Job Location : Katy,TX, USA
SUMMARY:
Responsible for audit of medical, dental, behavioral health claims for accuracy and timely electronic submission of claims through practice management system. Responsible for collections of outstanding claims and for maintaining accurate accounts receivable records in the organization's practice management system.
QUALIFICATIONS:
* High school graduate or equivalent.
* Three years' work experience in a medical office environment, to include work with Medicaid, Medicare, managed care organizations, and other third party payer claims submission and appeals.
* Federally Qualified Health Center (FQHC) experience preferred.
* Experience with medical and dental terminology, procedural and diagnostic coding (ICD, CPT, CDT, and HCPCS).
* Knowledge of all confidentiality requirements regarding patients and strict maintenance of proper confidentiality on all such information, maintaining compliance with HIPAA regulations.
* Good oral and written communication skills, proficient in answering billing questions
* Ability to deal professionally, courteously and efficiently with the public and all levels of the organization.
* Ability to handle multiple projects simultaneously.
* Ability to operate computer, copier, fax, and 10-key machine.
* Proficient in practice management system and Microsoft Office software applications.

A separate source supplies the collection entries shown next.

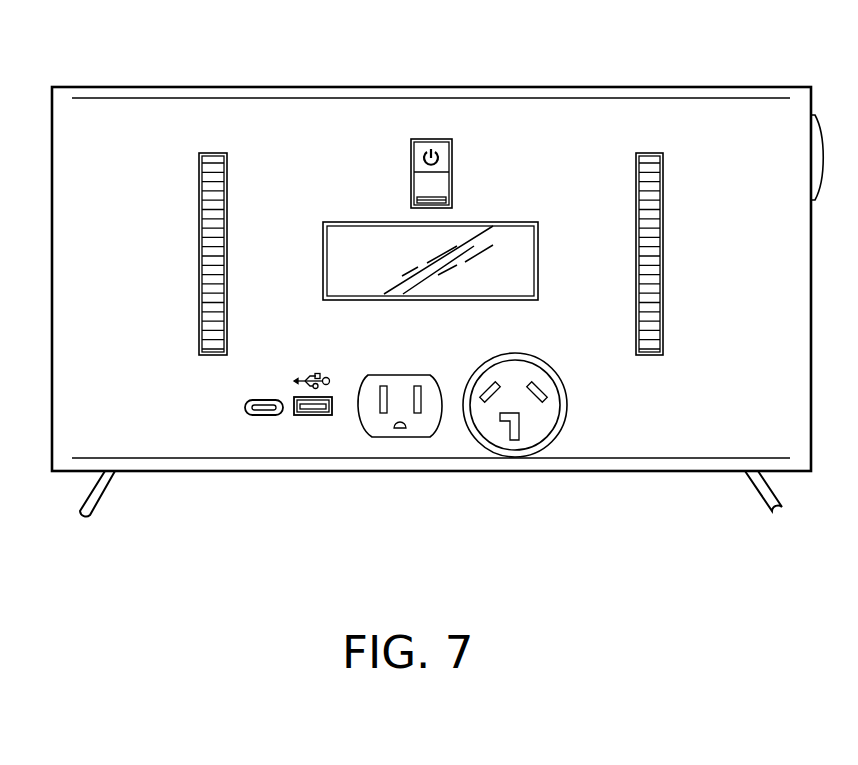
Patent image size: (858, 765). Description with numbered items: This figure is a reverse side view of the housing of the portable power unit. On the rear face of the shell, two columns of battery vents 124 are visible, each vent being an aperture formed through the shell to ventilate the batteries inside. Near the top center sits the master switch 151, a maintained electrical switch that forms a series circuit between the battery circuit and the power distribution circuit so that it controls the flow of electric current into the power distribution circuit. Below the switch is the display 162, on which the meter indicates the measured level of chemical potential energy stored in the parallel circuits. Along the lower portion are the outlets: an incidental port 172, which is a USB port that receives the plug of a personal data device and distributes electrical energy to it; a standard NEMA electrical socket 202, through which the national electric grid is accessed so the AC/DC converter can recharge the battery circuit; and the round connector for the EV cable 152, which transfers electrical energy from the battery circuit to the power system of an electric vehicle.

The battery vent 124 is at (210, 245).
The master switch 151 is at (431, 150).
The display 162 is at (516, 238).
The incidental port 172 is at (313, 415).
The NEMA 5-15P electrical socket 202 is at (398, 437).
The EV cable 152 is at (540, 422).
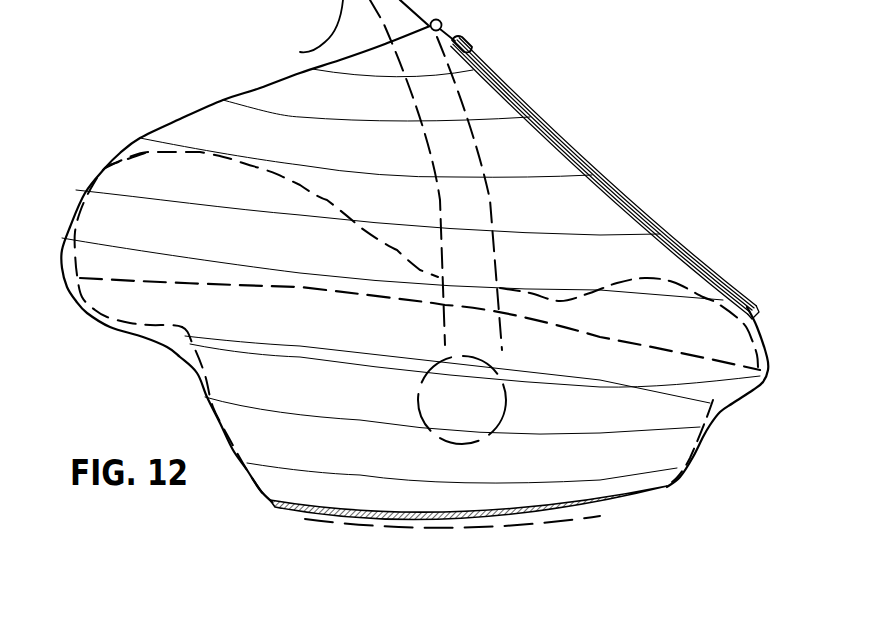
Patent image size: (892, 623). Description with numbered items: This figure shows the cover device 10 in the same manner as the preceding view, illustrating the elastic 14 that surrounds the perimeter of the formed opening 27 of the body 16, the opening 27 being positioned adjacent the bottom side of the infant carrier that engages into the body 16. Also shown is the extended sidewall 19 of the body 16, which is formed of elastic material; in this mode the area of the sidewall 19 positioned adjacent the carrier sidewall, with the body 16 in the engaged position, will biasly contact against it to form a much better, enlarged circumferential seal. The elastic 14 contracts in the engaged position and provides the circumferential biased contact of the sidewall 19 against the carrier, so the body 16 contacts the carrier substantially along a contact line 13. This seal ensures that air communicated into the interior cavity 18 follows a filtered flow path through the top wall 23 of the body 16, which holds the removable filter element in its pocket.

The cover device 10 is at (610, 105).
The contact line 13 is at (133, 277).
The elastic 14 is at (300, 510).
The body 16 is at (667, 223).
The interior cavity 18 is at (406, 208).
The sidewall 19 is at (277, 370).
The top wall 23 is at (504, 92).
The opening 27 is at (602, 510).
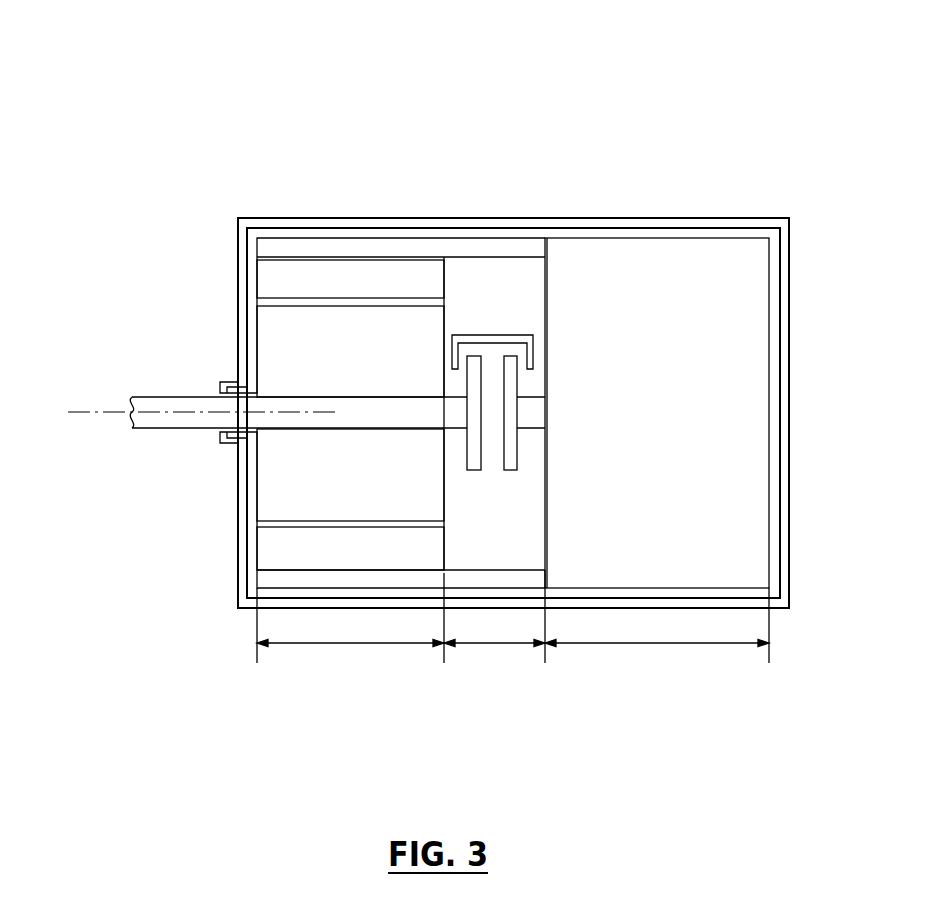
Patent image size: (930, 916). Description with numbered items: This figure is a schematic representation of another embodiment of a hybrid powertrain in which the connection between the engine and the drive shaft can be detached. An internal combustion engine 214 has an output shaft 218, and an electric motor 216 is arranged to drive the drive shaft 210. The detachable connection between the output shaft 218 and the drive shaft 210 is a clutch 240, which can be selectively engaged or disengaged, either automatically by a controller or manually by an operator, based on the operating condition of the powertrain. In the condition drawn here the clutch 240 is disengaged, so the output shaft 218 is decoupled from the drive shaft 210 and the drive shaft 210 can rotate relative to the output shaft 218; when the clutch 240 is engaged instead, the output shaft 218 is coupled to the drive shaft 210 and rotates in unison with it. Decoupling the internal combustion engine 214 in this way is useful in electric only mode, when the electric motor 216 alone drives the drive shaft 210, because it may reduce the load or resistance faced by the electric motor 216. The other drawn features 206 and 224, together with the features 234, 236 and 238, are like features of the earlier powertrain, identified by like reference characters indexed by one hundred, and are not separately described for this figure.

The electric motor 216 is at (288, 182).
The housing 206 is at (495, 218).
The internal combustion engine 214 is at (645, 238).
The clutch 240 is at (478, 334).
The output shaft 218 is at (525, 428).
The drive shaft 210 is at (145, 420).
The stator windings 224 is at (268, 493).
The first axial length 236 is at (339, 645).
The second axial length 238 is at (497, 645).
The third axial length 234 is at (660, 645).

* Basic accounting knowledge.
REQUIRED:
Bilingual in Spanish
ESSENTIAL DUTIES AND RESPONSIBILITIES:
* Preparation and timely submission of medical, dental, behavioral health claims.
* Application of insurance and other payments, and all adjustments required for accurate patient accounts receivable records.
* Responsible for collections of insurance and/or patient balances.
* Review insurance, patient account and request adjustment and/or refunds, as appropriate.
* Audit data entered in the practice management system for accuracy, and report discrepancies to the appropriate management staff.
* Responsible for monitoring the patient accounts receivable aging reports and using the reports to identify accounts requiring attention.
* Responsible for staying current with information needed for accurate claims submission to Medicaid, Medicare, CHIP and other third party payers.
* Responsible for staying current with the rules and regulations for all payers and the updates or changes in state and federal regulations, and notifying the appropriate health care services and management staff.
* Appeal and/or resubmit denied or rejected insurance claims.
* Responsible for setting up and maintaining the electronic claims submission software and running required reports.
* Work to resolve billing department errors and issues and inform billing manager of accounts receivable issues, and the potential effect the issues may have on the organization and reimbursements.
* Continually search for ways to improve the accounts receivable process, striving for efficiency in daily operations.
* All Health Center staff members have emergency and disaster response responsibilities. Participates in all safety programs which may include assignment to an emergency response team.